La situation est la même pour la médiation. Il reste nombre de difficultés méthodologiques à régler. En premier lieu, il est difficile d'établir un coût « moyen » pour une cause de divorce, celle-ci étant unique et ayant ses caractéristiques propres (tant prévues qu'imprévues). En deuxième lieu, le type d'expertise requis dans un processus collaboratif influe directement sur le coût final, et il y en aura toujours pour mettre en doute l'utilité de cette expertise pour éviter les problèmes qui surviennent dans la négociation. En troisième lieu, la qualité du résultat — par exemple, sa durabilité et, en particulier, la relation future entre les deux parties — est très difficile à évaluer pour déterminer la « valeur » potentielle du résultat comparativement aux coûts.
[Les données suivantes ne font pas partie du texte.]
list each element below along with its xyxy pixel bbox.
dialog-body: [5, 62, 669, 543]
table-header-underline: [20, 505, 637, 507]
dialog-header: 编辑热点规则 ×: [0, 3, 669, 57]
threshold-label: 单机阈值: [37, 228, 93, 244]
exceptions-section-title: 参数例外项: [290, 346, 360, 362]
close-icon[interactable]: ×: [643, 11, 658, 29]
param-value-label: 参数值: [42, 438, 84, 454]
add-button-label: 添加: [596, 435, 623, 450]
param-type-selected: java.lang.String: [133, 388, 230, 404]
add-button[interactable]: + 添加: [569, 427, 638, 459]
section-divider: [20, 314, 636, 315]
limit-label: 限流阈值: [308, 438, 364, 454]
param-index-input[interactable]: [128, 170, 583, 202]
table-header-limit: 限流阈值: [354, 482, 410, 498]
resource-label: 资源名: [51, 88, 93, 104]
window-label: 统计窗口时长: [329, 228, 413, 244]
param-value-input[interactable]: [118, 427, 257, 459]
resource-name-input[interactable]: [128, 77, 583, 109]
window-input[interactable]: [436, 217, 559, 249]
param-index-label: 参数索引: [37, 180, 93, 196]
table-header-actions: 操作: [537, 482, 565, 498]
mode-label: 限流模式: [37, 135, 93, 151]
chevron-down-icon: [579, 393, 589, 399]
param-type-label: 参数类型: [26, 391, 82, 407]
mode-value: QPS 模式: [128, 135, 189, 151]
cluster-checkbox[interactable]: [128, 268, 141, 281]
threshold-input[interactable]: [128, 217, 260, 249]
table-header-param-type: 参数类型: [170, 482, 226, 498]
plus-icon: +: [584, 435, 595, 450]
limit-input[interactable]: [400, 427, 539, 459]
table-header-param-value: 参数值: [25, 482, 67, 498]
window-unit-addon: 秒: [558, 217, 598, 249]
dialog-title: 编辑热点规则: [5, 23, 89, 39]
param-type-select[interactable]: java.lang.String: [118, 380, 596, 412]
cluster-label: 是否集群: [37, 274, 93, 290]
Dans quelques-unes des causes étudiées, la question des frais a été source de conflits attribuable principalement aux attentes vagues ou à des hypothèses non expliquées. Une pratique susceptible de soulever bien des conflits est la facturation, au client, de toutes les discussions qui ont lieu entre les membres de l'équipe collaborative, y compris les conversations entre les avocats et les guides en matière de divorce. C'est pourquoi il importe de clarifier dès le départ avec le client la méthode de facturation ainsi que les limites qui doivent être imposées lorsqu'il s'agit de facturer des démarches dites « de communication ». Il va de soi que des frais plus élevés que prévus sont directement liés à des délais plus longs que prévus pour en arriver à un règlement (voir la discussion précédente). Par conséquent, il pourrait être avantageux de faire un suivi des coûts tout au long du processus et d'examiner d'autres options en cours de route lorsqu'une cause traîne en longueur. Le client ne peut faire autrement que de se sentir pris au piège lorsqu'une entente de désistement a été conclue et qu'il doit tout reprendre du début, avec un autre avocat et par la voie du litige. Il ne peut qu'avoir l'impression d'avoir « gaspillé » tout l'argent dépensé jusque-là (Étude de cas no 8, client 2, entrevue de mi-parcours).